Let's see the source code:
public V get(Object key) {
if (key == null)
return getForNullKey();
int hash = hash(key.hashCode());
for (Entry<K,V> e = table[indexFor(hash, table.length)];
e != null;
e = e.next) {
Object k;
if (e.hash == hash && ((k = e.key) == key || key.equals(k)))
return e.value;
}
return null;
}
public boolean containsKey(Object key) {
return getEntry(key) != null;
}
final Entry<K,V> getEntry(Object key) {
int hash = (key == null) ? 0 : hash(key.hashCode());
for (Entry<K,V> e = table[indexFor(hash, table.length)];
e != null;
e = e.next) {
Object k;
if (e.hash == hash &&
((k = e.key) == key || (key != null && key.equals(k))))
return e;
}
return null;
}
Maybe it's because of the extra method call or because of the repeated check for key != null
?
Testing different sizes of hashmaps, if there is a bias in performance, its very small.
Running on Java 7 update 1 with a 4.6 GHz i7 2600K.

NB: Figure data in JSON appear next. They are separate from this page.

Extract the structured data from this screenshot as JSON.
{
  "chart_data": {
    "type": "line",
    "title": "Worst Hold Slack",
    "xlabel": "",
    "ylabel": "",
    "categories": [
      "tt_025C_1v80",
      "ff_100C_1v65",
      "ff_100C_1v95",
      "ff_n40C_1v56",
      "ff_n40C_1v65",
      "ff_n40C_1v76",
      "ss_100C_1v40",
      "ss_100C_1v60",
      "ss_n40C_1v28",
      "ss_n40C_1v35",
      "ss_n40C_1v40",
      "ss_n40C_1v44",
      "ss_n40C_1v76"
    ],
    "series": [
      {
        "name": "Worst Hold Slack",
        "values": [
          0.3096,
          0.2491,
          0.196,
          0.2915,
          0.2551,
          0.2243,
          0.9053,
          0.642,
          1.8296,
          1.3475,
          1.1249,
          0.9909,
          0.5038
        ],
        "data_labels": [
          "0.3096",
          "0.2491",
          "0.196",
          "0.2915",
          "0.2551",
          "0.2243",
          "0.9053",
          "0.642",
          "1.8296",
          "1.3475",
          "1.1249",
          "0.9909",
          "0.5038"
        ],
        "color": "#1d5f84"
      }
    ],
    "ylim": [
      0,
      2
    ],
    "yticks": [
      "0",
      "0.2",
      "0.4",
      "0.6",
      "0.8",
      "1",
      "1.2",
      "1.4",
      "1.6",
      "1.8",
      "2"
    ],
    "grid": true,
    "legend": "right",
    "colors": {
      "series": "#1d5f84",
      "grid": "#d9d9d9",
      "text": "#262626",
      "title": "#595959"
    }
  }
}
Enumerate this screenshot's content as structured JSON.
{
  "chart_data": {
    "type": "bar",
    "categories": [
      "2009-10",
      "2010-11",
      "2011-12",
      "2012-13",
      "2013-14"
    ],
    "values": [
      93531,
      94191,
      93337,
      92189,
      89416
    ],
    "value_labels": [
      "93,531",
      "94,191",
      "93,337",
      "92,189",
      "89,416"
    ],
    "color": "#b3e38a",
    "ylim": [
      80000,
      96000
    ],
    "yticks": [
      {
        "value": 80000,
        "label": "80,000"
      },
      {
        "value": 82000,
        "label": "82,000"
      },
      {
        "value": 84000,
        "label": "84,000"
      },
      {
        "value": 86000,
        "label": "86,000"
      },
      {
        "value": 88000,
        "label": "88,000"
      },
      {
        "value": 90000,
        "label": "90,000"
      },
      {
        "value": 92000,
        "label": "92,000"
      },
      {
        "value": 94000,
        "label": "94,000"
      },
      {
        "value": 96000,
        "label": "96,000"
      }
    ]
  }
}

public class HashMapPerfMain {
public static void main(String... args) {
Integer[] keys = generateKeys(2 * 1000 * 1000);
Map<Integer, Boolean> map = new HashMap<Integer, Boolean>();
for (int j = 0; j < keys.length; j += 2)
map.put(keys[j], true);
for (int t = 0; t < 5; t++) {
long start = System.nanoTime();
int count = countContainsKey(map, keys);
long time = System.nanoTime() - start;
assert count == keys.length / 2;
long start2 = System.nanoTime();
int count2 = countGetIsNull(map, keys);
long time2 = System.nanoTime() - start2;
assert count2 == keys.length / 2;
System.out.printf("Map.containsKey avg %.1f ns, ", (double) time / keys.length);
System.out.printf("Map.get() == null avg %.1f ns, ", (double) time2 / keys.length);
System.out.printf("Ratio was %.2f%n", (double) time2/ time);
}
}
private static int countContainsKey(Map<Integer, Boolean> map, Integer[] keys) {
int count = 0;
for (Integer i : keys) {
if (map.containsKey(i)) count++;
}
return count;
}
private static int countGetIsNull(Map<Integer, Boolean> map, Integer[] keys) {
int count = 0;
for (Integer i : keys) {
if (map.get(i) == null) count++;
}
return count;
}
private static Integer[] generateKeys(int size) {
Integer[] keys = new Integer[size];
Random random = new Random();
for (int i = 0; i < keys.length; i++)
keys[i] = random.nextInt();
return keys;
}
}
prints for half million keys
Map.containsKey avg 27.1 ns, Map.get() == null avg 26.4 ns, Ratio was 0.97
Map.containsKey avg 19.6 ns, Map.get() == null avg 19.6 ns, Ratio was 1.00
Map.containsKey avg 18.3 ns, Map.get() == null avg 19.0 ns, Ratio was 1.04
Map.containsKey avg 18.2 ns, Map.get() == null avg 19.1 ns, Ratio was 1.05
Map.containsKey avg 18.3 ns, Map.get() == null avg 19.0 ns, Ratio was 1.04
prints for one million keys
Map.containsKey avg 30.9 ns, Map.get() == null avg 30.9 ns, Ratio was 1.00
Map.containsKey avg 26.0 ns, Map.get() == null avg 25.5 ns, Ratio was 0.98
Map.containsKey avg 25.0 ns, Map.get() == null avg 24.9 ns, Ratio was 1.00
Map.containsKey avg 25.0 ns, Map.get() == null avg 24.9 ns, Ratio was 1.00
Map.containsKey avg 24.8 ns, Map.get() == null avg 25.0 ns, Ratio was 1.01
however for two million keys
Map.containsKey avg 36.5 ns, Map.get() == null avg 36.7 ns, Ratio was 1.00
Map.containsKey avg 34.3 ns, Map.get() == null avg 35.1 ns, Ratio was 1.02
Map.containsKey avg 36.7 ns, Map.get() == null avg 35.1 ns, Ratio was 0.96
Map.containsKey avg 36.3 ns, Map.get() == null avg 35.1 ns, Ratio was 0.97
Map.containsKey avg 36.7 ns, Map.get() == null avg 35.2 ns, Ratio was 0.96
for five million keys
Map.containsKey avg 40.1 ns, Map.get() == null avg 40.9 ns, Ratio was 1.02
Map.containsKey avg 38.6 ns, Map.get() == null avg 40.4 ns, Ratio was 1.04
Map.containsKey avg 39.3 ns, Map.get() == null avg 38.3 ns, Ratio was 0.97
Map.containsKey avg 39.3 ns, Map.get() == null avg 38.3 ns, Ratio was 0.98
Map.containsKey avg 39.3 ns, Map.get() == null avg 38.8 ns, Ratio was 0.99
BTW: The time complexity for get() and containsKey is O(1) (on an idealized machine), but you can see that for a real machine, the cost increases with the size of the Map.